Question
You are a partner in Zorn and Zwicky LLP the firm of chartered accountants that is auditing a large listed retailer of clothing and footwear,
You are a partner in Zorn and Zwicky LLP the firm of chartered accountants that is auditing a large listed retailer of clothing and footwear, Alessi Plc. Zorn and Zwicky LLP is a relatively small firm with ten partners with offices in Portsmouth, Southampton and Bournemouth. There are a number of potentially important matters relating to the audit. • You have noticed that the audit fees from the Alessi Plc audit make up around 14% of the total fee income received by the firm of Zorn and Zwicky LLP. • The Finance Director of Alessi Plc has recently asked your firm to advise on the Alessi Plc tax affairs as well as a potential corporate finance deal involving the acquisition of another business, Babinet Limited – by coincidence this takeover candidate business is also an audit client of Zorn and Zwicky LLP. • The audit manager on your team, who is of course the key person on the audit assignment, has explained that the new Chief Executive of Alessi Plc is his father-in-law. The audit manager has said that he is happy to continue in the team as he is satisfied that he will remain impartial but he asks you whether this might be inappropriate from a professional point of view. • The audit senior in the team has explained that she has an account with Alessi Plc as she regularly buys her clothes and shoes there. She explains that she has potential credit up to a maximum of £500 and her account balance is currently £400 owing to Alessi Plc. • The audit trainee in the team has declared that he has a shareholding of £14,000 in Alessi Plc as he inherited these from his aunt who sadly died recently.
Required:
a) Critically analyse the matter of independence of Zorn and Zwicky LLP on this audit assignment having regard to the level of fees as a proportion of the total fee income mentioned above.

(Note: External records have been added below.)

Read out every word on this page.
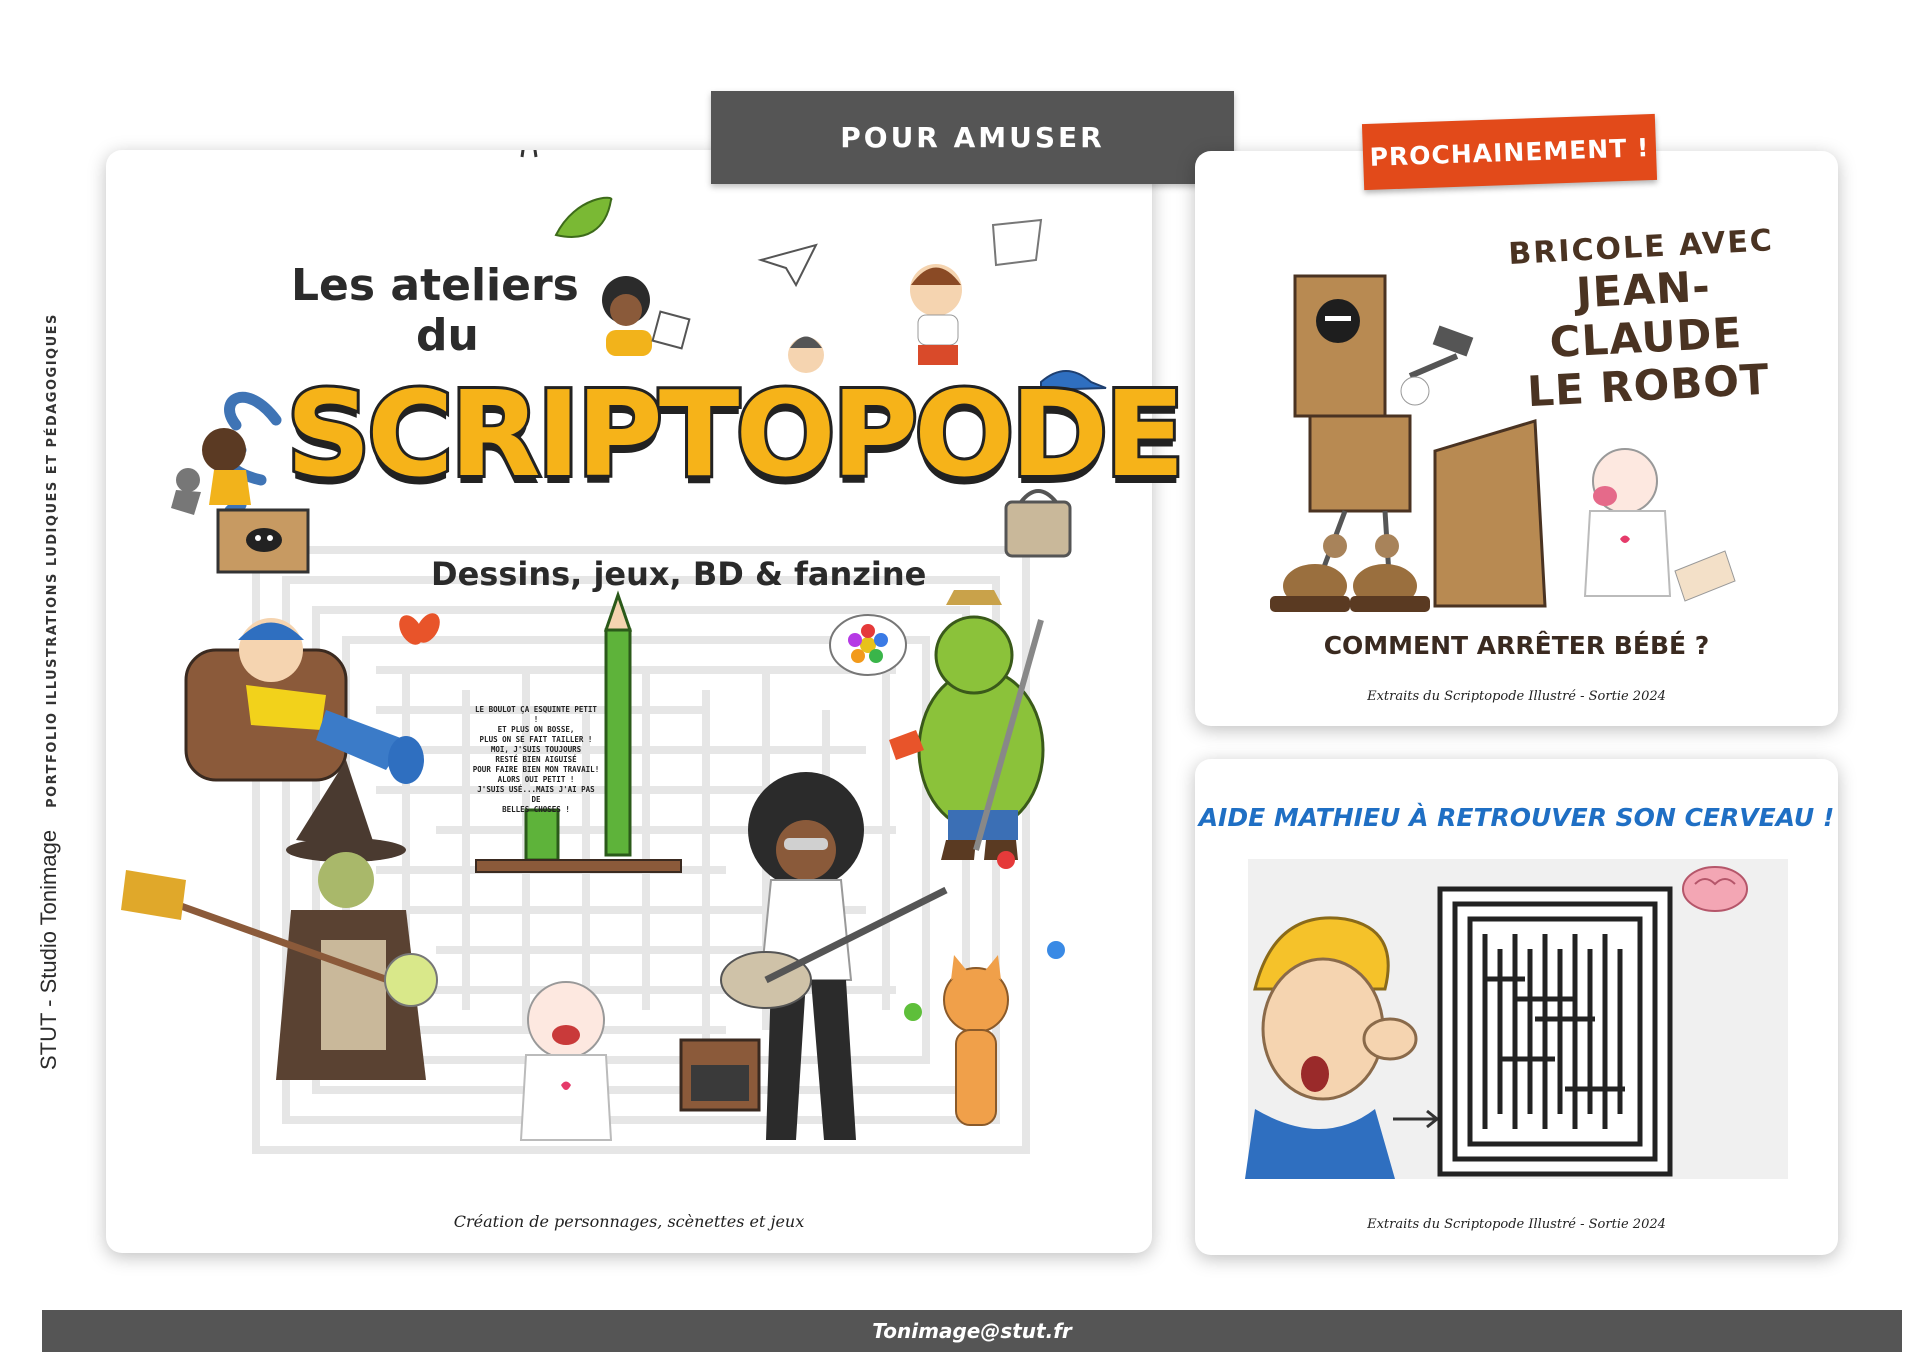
STUT - Studio Tonimage
PORTFOLIO ILLUSTRATIONS LUDIQUES ET PÉDAGOGIQUES
Les ateliers
du
SCRIPTOPODE
Dessins, jeux, BD & fanzine
LE BOULOT ÇA ESQUINTE PETIT !
ET PLUS ON BOSSE,
PLUS ON SE FAIT TAILLER !
MOI, J'SUIS TOUJOURS
RESTÉ BIEN AIGUISÉ
POUR FAIRE BIEN MON TRAVAIL!
ALORS OUI PETIT !
J'SUIS USÉ...MAIS J'AI PAS DE
BELLES CHOSES !
Création de personnages, scènettes et jeux
POUR AMUSER
BRICOLE AVEC
JEAN-CLAUDE
LE ROBOT
COMMENT ARRÊTER BÉBÉ ?
Extraits du Scriptopode Illustré - Sortie 2024
PROCHAINEMENT !
AIDE MATHIEU À RETROUVER SON CERVEAU !
Extraits du Scriptopode Illustré - Sortie 2024
Tonimage@stut.fr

b) Consider the position of Zorn and Zwicky LLP in terms of the potential takeover by Alessi Plc of Babinet Limited. Explain what your firm should do in the light of the need for independence.
c) Critically appraise the position regarding the audit manager and in particular whether this is a threat to independence. Explain your decision as the audit partner in charge of the client relationship.
d) Explain the issues arising from the audit senior’s account with the audit client and explain your decision as to whether she may remain in the team without compromising independence.
e) Consider the position of the audit trainee’s shareholding and briefly analyse the reason for your decision having considered the fundamental need for independence.
f) Briefly outline two important qualities that an auditor must possess other than independence.